Zeitbedarf: 30–40 Min. Material: Ergebnisse aus Übung 1–6 (Codes, Kategorien, B-H-K, Mini-Theorie, Modell), Notizbuch oder Whiteboard, Timer. Ziel: Ich verdichte mein Modell zu einer Typologie (2–4 Typen), formuliere Scope Conditions (Geltungsbedingungen) und prüfe, ob meine Theorie unter Variation modifizierbar bleibt (Glaser & Strauss 1967; Glaser 1978, 1992; Strauss 1987; Charmaz 2014).

Schritt 1 – Zwei Leitdimensionen fixieren (5 Min.)

Aus meinen Eigenschaften/Ebenen (Übung 2–5) wähle ich die zwei erklärungsstärksten Kontrastdimensionen (z. B. Regelklarheit niedrig↔hoch und Dichte gering↔hoch). Ich notiere, warum genau diese Dimensionen theoretisch tragfähig sind (Memos, Belegstellen).

Schritt 2 – Conditional Matrix skizzieren (7 Min.)

Ich zeichne ein 2×2-Raster und fülle die vier Felder mit kurzen Beschreibungen, wie sich meine Kernkategorie unter den jeweiligen Bedingungen zeigt (Strauss 1987; Corbin & Strauss 2015). Ich nutze die B-H-K-Logik: Welche Bedingungen dominieren, welche Handlungsstrategien treten auf, welche Konsequenzen folgen?

  • niedrige Regelklarheit × hohe Dichte → „Taktisches Schlangestehen“ (stille Aushandlung, Blickkoordination).
  • hohe Regelklarheit × hohe Dichte → formelle Ordnung mit sporadischen Regelbrüchen.
  • niedrige Regelklarheit × geringe Dichte → lockeres Selbstorganisieren, geringe Affektbindung.
  • hohe Regelklarheit × geringe Dichte → routinisierte, oft individualisierte Abläufe.

Schritt 3 – Typenbildung (8–10 Min.)

Ich bündele die Felder zu 2–4 Typen (je ein prägnanter Arbeitsname + 2–3 Eigenschaften). Ich achte darauf, dass jeder Typ intern stimmig und extern kontrastreich ist. Anschließend formuliere ich pro Typ einen theoretischen Satz im Wenn–dann–unter-Format und verweise auf Belegstellen (Segment-IDs, Zitate aus meinen Feldnotizen).

Schritt 4 – Scope Conditions & Modifiability (6–8 Min.)

Ich grenze den Geltungsbereich meiner Typologie: Für welche Situationen/Felder gilt sie, wo nicht? Ich notiere 2–3 Scope Conditions (z. B. „öffentlicher Raum“, „keine harten Sanktionsanreize“, „temporäre Koordination“). Danach prüfe ich Modifiability (Glaser 1992): Wo und wie müsste ich meine Typen anpassen, wenn neue Daten auftauchen?

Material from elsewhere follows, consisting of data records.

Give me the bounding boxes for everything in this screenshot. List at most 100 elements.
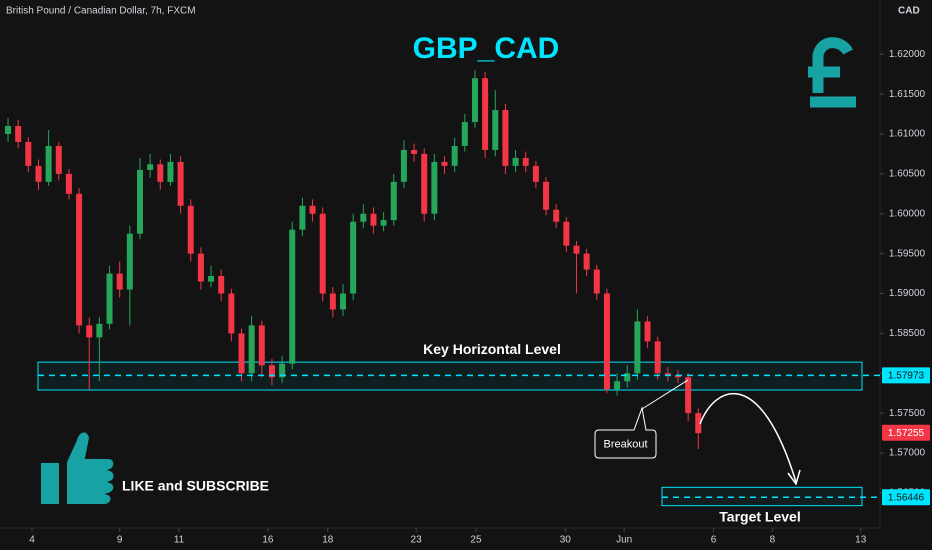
projection-arrowhead — [787, 469, 801, 486]
candle-body — [136, 169, 143, 234]
x-tick-label: 4 — [29, 535, 35, 546]
candle-body — [187, 205, 194, 254]
candle-body — [5, 126, 12, 134]
candle-body — [685, 377, 692, 414]
x-tick-label: 23 — [411, 535, 423, 546]
candle-body — [543, 181, 550, 210]
candle-body — [451, 145, 458, 166]
candle-body — [268, 365, 275, 378]
candle-body — [603, 293, 610, 390]
candle-body — [309, 205, 316, 214]
callout-box — [594, 406, 657, 459]
x-tick-label: 25 — [470, 535, 482, 546]
y-tick-label: 1.60000 — [889, 208, 926, 219]
projection-arrow — [699, 393, 797, 483]
candle-body — [583, 253, 590, 270]
pound-icon — [808, 37, 856, 108]
candle-body — [208, 275, 215, 282]
candle-body — [289, 229, 296, 364]
symbol-header: British Pound / Canadian Dollar, 7h, FXC… — [6, 6, 196, 17]
target-price-tag: 1.56446 — [888, 492, 925, 503]
candle-body — [695, 413, 702, 434]
x-tick-label: 8 — [770, 535, 776, 546]
x-tick-label: 13 — [855, 535, 867, 546]
y-tick-label: 1.60500 — [889, 169, 926, 180]
candle-body — [86, 325, 93, 338]
candle-body — [167, 161, 174, 182]
y-tick-label: 1.59000 — [889, 288, 926, 299]
candle-body — [116, 273, 123, 290]
y-tick-label: 1.58500 — [889, 328, 926, 339]
candle-body — [634, 321, 641, 374]
candle-body — [593, 269, 600, 294]
candle-body — [96, 323, 103, 338]
candle-body — [522, 157, 529, 166]
candle-body — [147, 164, 154, 170]
candle-body — [471, 78, 478, 123]
last-price-tag: 1.57255 — [888, 428, 925, 439]
icons — [39, 37, 856, 506]
candle-body — [350, 221, 357, 294]
candle-body — [441, 161, 448, 166]
x-tick-label: 9 — [117, 535, 123, 546]
candle-body — [502, 110, 509, 166]
callout-text: Breakout — [603, 438, 647, 450]
candle-body — [340, 293, 347, 310]
candle-body — [228, 293, 235, 334]
last-price-tag-bg — [882, 424, 930, 441]
y-tick-label: 1.61500 — [889, 89, 926, 100]
candle-body — [431, 161, 438, 214]
y-tick-label: 1.57000 — [889, 448, 926, 459]
candle-body — [390, 181, 397, 221]
candle-body — [664, 373, 671, 375]
candle-body — [360, 213, 367, 222]
candle-body — [329, 293, 336, 310]
candle-body — [15, 126, 22, 142]
x-tick-label: 16 — [262, 535, 274, 546]
candle-body — [370, 213, 377, 226]
candle-body — [644, 321, 651, 342]
candle-body — [461, 122, 468, 146]
candle-body — [532, 165, 539, 182]
target-level-label: Target Level — [719, 508, 800, 524]
y-tick-label: 1.62000 — [889, 49, 926, 60]
candle-body — [380, 220, 387, 226]
candle-body — [563, 221, 570, 246]
y-tick-label: 1.59500 — [889, 248, 926, 259]
x-tick-label: 11 — [174, 535, 185, 546]
candle-body — [512, 157, 519, 166]
target-price-tag-bg — [882, 489, 930, 506]
candle-body — [106, 273, 113, 324]
x-tick-label: 18 — [322, 535, 334, 546]
candle-body — [238, 333, 245, 374]
candle-body — [553, 209, 560, 222]
candle-body — [319, 213, 326, 294]
candle-body — [35, 165, 42, 182]
candle-body — [258, 325, 265, 366]
candle-body — [421, 153, 428, 214]
candle-body — [177, 161, 184, 206]
chart-title: GBP_CAD — [413, 32, 560, 65]
candle-body — [482, 78, 489, 150]
candle-body — [614, 381, 621, 390]
x-tick-label: 6 — [711, 535, 717, 546]
candle-body — [126, 233, 133, 290]
y-tick-label: 1.61000 — [889, 129, 926, 140]
candle-body — [624, 373, 631, 382]
currency-label: CAD — [898, 6, 920, 17]
candle-body — [65, 173, 72, 194]
candle-body — [299, 205, 306, 230]
candle-body — [279, 363, 286, 378]
plot: 1.62000 1.61500 1.61000 1.60500 1.60000 1.595… — [5, 49, 930, 546]
candle-body — [492, 110, 499, 150]
candle-body — [573, 245, 580, 254]
candle-body — [411, 149, 418, 154]
candle-body — [25, 141, 32, 166]
thumbs-up-icon — [39, 430, 116, 506]
x-tick-label: 30 — [560, 535, 572, 546]
candle-body — [248, 325, 255, 374]
cta-text: LIKE and SUBSCRIBE — [122, 478, 269, 494]
candle-body — [218, 275, 225, 294]
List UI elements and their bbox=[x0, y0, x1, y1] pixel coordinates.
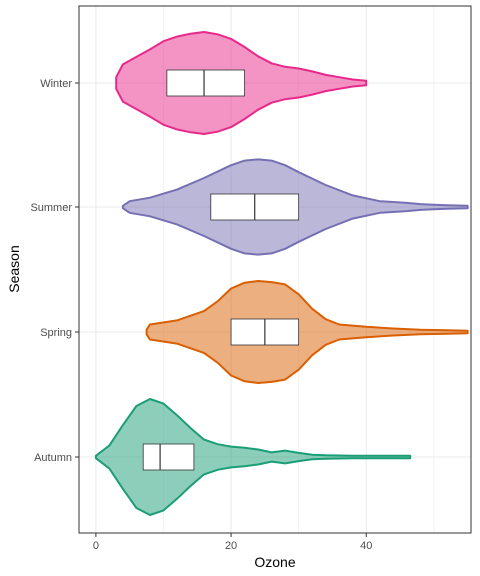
violin-spring bbox=[145, 280, 469, 384]
violins bbox=[94, 31, 469, 516]
violin-group-summer bbox=[121, 158, 469, 256]
box-winter bbox=[166, 69, 245, 97]
y-tick-label-spring: Spring bbox=[40, 327, 72, 339]
box-autumn bbox=[142, 443, 195, 471]
y-tick-label-autumn: Autumn bbox=[34, 452, 72, 464]
violin-group-winter bbox=[115, 31, 368, 135]
x-axis-title: Ozone bbox=[254, 554, 295, 570]
x-tick-label: 0 bbox=[93, 540, 99, 552]
y-tick-label-winter: Winter bbox=[40, 78, 72, 90]
violin-autumn bbox=[94, 398, 412, 516]
y-axis-title: Season bbox=[6, 245, 22, 292]
y-tick-label-summer: Summer bbox=[30, 202, 72, 214]
violin-group-autumn bbox=[94, 398, 412, 516]
y-axis: Autumn Spring Summer Winter bbox=[30, 78, 79, 464]
x-tick-label: 40 bbox=[360, 540, 372, 552]
x-axis: 0 20 40 bbox=[93, 533, 372, 552]
x-tick-label: 20 bbox=[225, 540, 237, 552]
violin-group-spring bbox=[145, 280, 469, 384]
panel-border bbox=[78, 5, 472, 534]
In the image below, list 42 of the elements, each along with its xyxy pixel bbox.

Schritt 5 – Negativfälle & Umkipppunkte (5 Min.)

Ich wähle gezielt zwei Negativ-/Randfälle (aus Übung 3, 6) und vermerke die Umkipppunkte (Trigger), an denen mein Typ in einen anderen übergeht (z. B. „Durchsage“, „Sicherheitsintervention“, „plötzlicher Affektimpuls“). Daraus entsteht eine kurze Transitionslogik zwischen den Typen.

Schritt 6 – Typologie-Memo (5 Min.)

Ich schreibe ein 8–10-Satz-Memo: Warum diese Dimensionen? Wodurch unterscheiden sich die Typen? Welche Übergänge sind wahrscheinlich? Was wäre eine klare Widerlegung?

Qualitative Dokumentation

  • 2×2-Conditional-Matrix (Foto oder Skizze),
  • 2–4 Typen (Arbeitsnamen, 2–3 Eigenschaften, je 1 theoretischer Satz + Belegstellen),
  • 3 Scope Conditions,
  • Liste von 2 Negativfällen + je 1 Umkipppunkt,
  • Typologie-Memo (8–10 Sätze).

Fiktives Sprachmuster (heuristisch; wird empirisch geprüft)

„Wenn die Anzeige ausfällt (Regelklarheit↓) und der Bahnsteig voll ist (Dichte↑), entsteht Taktisches Schlangestehen. Kommt eine klare Durchsage (Trigger), kippt der Typ in Formalisierte Ordnung; spontane Blickkoordination nimmt ab, Sanktionen übernehmen.“

Forschungstagebuch

Ich reflektiere in 3–4 Sätzen: Welcher Typ ist mir „sympathisch“ – und warum? Wo hat meine Vorliebe die Grenzziehung beeinflusst? Welche Szene sammle ich als Nächstes, um einen Umkipppunkt gezielt zu beobachten?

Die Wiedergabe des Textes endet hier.